San Miguel de Allende, Mexico, 1998; Havana, Cuba, 2000

"Color possesses me. I don't have to pursue it. It will possess me always, I know it. That is the meaning of this happy hour. Color and I are one. I am a painter."
...Paul Klee, Diary, 4/16/1914

AZULEJOS/TILES

I am flying as I write this; flying on disembodied blue ceramic wings. Not birds, not angels, just wings, four pairs of wings around a diamond of open-centered blue. Looked at another way, four pairs of blue-robed gossipers kneel face to face, trading in everyone's business. Still another way: ground comes forward, blue becomes deep space, the holes in lace, a lake seen through a flake of snow.



ROJO/RED

Brick? Barn? Both and neither, and something else all its own, an essence of heat and sun. At midday it takes on a flat ruddiness, very pretty, very "Mexican," but it's the slanting light of morning and late afternoon that brings -- that springs -- it all to life, so intense it confounds the senses and feels like sound, a tenor sax wail for the eye, the very voice of heat.


AZUL/BLUE

In my Crayola 64 Colors box, it was "Ultramarine." But this is Ultramarine electrified, Ultramarine on LSD and steroids, a child's Disney dream of water.
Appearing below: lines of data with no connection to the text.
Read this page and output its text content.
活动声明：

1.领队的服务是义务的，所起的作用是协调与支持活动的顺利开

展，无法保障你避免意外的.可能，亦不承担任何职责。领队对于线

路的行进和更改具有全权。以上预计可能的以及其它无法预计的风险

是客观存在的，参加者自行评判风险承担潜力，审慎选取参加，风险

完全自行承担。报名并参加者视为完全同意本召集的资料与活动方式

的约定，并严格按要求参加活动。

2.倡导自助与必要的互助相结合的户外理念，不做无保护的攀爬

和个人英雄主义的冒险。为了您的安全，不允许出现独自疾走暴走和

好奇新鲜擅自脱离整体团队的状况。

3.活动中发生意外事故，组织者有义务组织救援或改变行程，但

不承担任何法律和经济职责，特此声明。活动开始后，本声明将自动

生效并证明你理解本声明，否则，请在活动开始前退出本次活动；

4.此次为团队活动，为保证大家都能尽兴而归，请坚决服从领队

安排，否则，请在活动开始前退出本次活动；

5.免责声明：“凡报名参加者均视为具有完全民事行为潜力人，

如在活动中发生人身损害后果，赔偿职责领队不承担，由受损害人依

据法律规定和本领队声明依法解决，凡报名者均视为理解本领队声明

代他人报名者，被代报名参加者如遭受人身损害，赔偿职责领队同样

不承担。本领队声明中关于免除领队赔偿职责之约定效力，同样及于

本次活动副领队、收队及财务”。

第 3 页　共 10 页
This is a color for casinos, for showgirls' shiny dresses; a cartoon color not meant for houses, for ordinary walls. In Nebraska it would be a joke.

This color has a voice. It says: The land is dry and hard; dust and grit ride the wind. Against these facts, within the heart of these facts, I recall the cenote -- a reminder that the soul of the dryest place was once an ocean.



AMARILLO/YELLOW

If dry earth could speak, it would speak in this color; it would speak in sandstone and gold and implacable sun. For me, these are words of astonishment. At home we rarely marvel at walls. But here the walls and doorways call out for mat and frame, and I imagine a gallery the size of the Pentagon, or better yet the Pentagon itself turned to the artist's use: its walls washed white, soft oblique light bathing weathered stucco the color of speaking stones and heat -- and fierce refusal not to make beauty even in the face of poverty, pestilence, and politics.